Be more aware of supplements and drug interactions

I want you to be more aware of what can impact your medications. Some things cause too little of your medication to be absorbed. Some things cause too much of your medication to be absorbed. If you are taking supplements, find out what you can and cannot take with your current meds. Find out the best time to take your supplements.

Iron, Potassium, Vitamin K

Over-the-counter Iron supplements, potassium supplements, or vitamin K supplements can cause problems too. St. John’s wort is another supplement that may cause problems. A lot of folks are on medications that are used to treat high blood pressure medications, heart medications, antidepressant medications, and blood thinners such as warfarin, or antiviral medications.

It matters!

You need to know what can and can’t be taken together. You need to know when to take what. You need to know that the fat-soluble vitamins A,D,E,K can build up in your body. Some of you have been told that you “pee out what your body doesn’t absorb” which is not entirely true. Did you know that your body can only absorb 500 – 600 mg of calcium at a time?

PPI’s and Medication interactions

Even gastric acidity affects some medications. Are you taking a proton pump inhibitor (PPI) such as Prilosec® (omeprazole), Nexium® (esomeprazole), Prevacid® (lansoprazole), etc.? If you have to take an iron supplement and you take a PPI, your iron is probably not being absorbed as the gastric acid is “less acidy.”

Certain foods can also interfere with medication absorption. Examples include Grapefruit, Kale, Dairy, Yogurt, Alcohol, and Tyramine-rich foods.

Common things that we don’t think about that affect medications:

  1. ·       Nicotine use
  2. ·       Alcohol
  3. ·       Caffeine
  4. ·       Our diet
  5. ·       Changes in medical conditions
  6. ·       Changes in illness (usually a decline)
  7. ·       Infections

Aging and what the body does to drugs

With aging comes changing pharmacokinetics. Pharmacokinetics is what the body does to drugs. These changes include Absorption, Distribution across body compartments, Metabolism, and Excretion. The metabolism and excretion of many drugs decrease, which means your dosage probably needs to decrease as well.

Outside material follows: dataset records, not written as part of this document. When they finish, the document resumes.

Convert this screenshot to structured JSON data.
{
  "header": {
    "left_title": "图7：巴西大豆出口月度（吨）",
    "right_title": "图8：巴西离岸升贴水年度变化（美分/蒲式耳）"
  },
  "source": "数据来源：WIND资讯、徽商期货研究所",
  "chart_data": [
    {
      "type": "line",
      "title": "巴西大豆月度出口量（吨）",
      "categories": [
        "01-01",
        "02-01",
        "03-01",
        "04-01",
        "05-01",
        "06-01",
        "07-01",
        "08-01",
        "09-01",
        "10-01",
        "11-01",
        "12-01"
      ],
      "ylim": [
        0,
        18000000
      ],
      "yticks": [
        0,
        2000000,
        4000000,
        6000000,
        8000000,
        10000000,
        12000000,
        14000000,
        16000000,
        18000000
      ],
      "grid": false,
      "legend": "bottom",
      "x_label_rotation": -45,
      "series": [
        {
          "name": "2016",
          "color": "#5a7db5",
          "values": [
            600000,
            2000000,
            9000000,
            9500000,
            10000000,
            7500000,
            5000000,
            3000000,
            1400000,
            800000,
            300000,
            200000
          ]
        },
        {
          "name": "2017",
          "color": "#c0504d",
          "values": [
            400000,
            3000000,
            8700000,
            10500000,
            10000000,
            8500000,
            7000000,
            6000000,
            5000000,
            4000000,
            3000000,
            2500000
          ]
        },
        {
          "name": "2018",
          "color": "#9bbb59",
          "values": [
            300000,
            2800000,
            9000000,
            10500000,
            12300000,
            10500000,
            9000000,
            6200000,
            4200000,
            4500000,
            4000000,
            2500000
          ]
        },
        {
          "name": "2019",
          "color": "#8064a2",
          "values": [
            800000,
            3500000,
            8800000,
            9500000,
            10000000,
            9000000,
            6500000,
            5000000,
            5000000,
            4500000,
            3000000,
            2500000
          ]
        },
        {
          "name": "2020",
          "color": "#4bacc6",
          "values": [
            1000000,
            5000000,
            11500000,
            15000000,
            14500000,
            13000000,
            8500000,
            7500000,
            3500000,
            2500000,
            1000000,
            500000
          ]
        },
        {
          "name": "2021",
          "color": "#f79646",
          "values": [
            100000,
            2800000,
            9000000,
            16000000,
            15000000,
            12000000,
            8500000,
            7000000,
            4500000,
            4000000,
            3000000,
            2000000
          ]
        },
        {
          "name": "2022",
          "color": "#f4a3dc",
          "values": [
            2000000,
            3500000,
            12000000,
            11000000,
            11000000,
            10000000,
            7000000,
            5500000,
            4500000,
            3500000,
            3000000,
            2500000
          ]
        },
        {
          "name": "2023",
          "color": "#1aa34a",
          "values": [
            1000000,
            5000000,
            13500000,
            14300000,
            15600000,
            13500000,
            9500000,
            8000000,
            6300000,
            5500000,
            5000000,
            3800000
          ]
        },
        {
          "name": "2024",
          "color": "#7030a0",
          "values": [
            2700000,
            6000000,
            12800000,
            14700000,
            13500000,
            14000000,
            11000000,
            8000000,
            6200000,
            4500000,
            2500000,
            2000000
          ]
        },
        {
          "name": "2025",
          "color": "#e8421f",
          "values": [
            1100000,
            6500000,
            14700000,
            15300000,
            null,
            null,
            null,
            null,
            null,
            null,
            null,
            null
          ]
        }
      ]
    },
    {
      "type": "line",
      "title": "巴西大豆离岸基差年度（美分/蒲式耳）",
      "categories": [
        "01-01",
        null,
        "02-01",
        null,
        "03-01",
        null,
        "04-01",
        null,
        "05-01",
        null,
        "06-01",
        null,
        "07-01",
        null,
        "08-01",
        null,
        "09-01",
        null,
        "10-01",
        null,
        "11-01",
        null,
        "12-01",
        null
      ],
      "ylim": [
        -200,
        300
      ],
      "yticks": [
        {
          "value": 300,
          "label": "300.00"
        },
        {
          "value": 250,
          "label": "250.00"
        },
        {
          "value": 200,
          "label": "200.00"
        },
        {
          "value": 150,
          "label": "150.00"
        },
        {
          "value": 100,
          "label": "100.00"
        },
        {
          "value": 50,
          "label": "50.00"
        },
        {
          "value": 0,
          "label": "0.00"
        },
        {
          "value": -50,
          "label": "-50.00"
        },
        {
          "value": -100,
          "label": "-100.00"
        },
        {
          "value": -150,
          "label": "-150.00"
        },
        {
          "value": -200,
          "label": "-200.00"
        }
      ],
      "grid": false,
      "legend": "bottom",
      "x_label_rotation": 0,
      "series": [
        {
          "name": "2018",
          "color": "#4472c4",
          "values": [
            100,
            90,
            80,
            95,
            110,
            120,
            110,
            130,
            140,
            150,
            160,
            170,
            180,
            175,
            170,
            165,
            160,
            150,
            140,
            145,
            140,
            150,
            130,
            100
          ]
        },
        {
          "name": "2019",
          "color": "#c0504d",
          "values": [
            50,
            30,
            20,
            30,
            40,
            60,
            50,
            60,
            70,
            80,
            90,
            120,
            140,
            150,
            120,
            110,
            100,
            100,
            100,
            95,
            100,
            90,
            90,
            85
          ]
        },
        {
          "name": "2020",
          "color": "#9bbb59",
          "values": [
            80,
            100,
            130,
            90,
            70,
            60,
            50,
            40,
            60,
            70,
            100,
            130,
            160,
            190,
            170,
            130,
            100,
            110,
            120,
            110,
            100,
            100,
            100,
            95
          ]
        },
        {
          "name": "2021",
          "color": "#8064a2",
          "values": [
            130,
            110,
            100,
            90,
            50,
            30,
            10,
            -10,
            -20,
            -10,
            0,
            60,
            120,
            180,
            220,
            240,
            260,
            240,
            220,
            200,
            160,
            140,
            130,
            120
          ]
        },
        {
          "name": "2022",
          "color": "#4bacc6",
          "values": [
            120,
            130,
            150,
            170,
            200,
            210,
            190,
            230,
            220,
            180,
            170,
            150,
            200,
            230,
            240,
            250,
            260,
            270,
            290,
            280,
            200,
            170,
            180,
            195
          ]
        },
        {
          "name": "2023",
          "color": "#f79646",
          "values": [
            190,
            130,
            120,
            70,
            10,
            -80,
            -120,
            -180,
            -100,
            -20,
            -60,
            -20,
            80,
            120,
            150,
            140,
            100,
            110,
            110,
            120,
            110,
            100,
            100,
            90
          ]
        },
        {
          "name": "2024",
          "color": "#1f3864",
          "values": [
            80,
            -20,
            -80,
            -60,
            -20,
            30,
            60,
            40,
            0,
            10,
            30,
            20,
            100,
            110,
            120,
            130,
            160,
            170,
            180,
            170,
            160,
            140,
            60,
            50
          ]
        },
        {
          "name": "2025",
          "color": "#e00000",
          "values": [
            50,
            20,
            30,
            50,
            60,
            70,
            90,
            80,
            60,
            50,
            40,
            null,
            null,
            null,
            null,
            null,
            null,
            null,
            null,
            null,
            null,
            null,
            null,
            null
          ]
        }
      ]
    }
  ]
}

Absorption is not usually a clinically significant problem unless other factors come into play. As we age body fat usually increases and total body water decreases. This can affect the distribution of drugs that are lipophilic (dissolves in lipids or fats). Hepatic (liver) metabolism through the cytochrome P-450 system, decreases with age. Renal (kidney) elimination. This one actually begins to decline at about age 40.

As you can see, there are a lot of factors that can impact your medication’s ability to do its job. Your pharmacist can help you with these issues.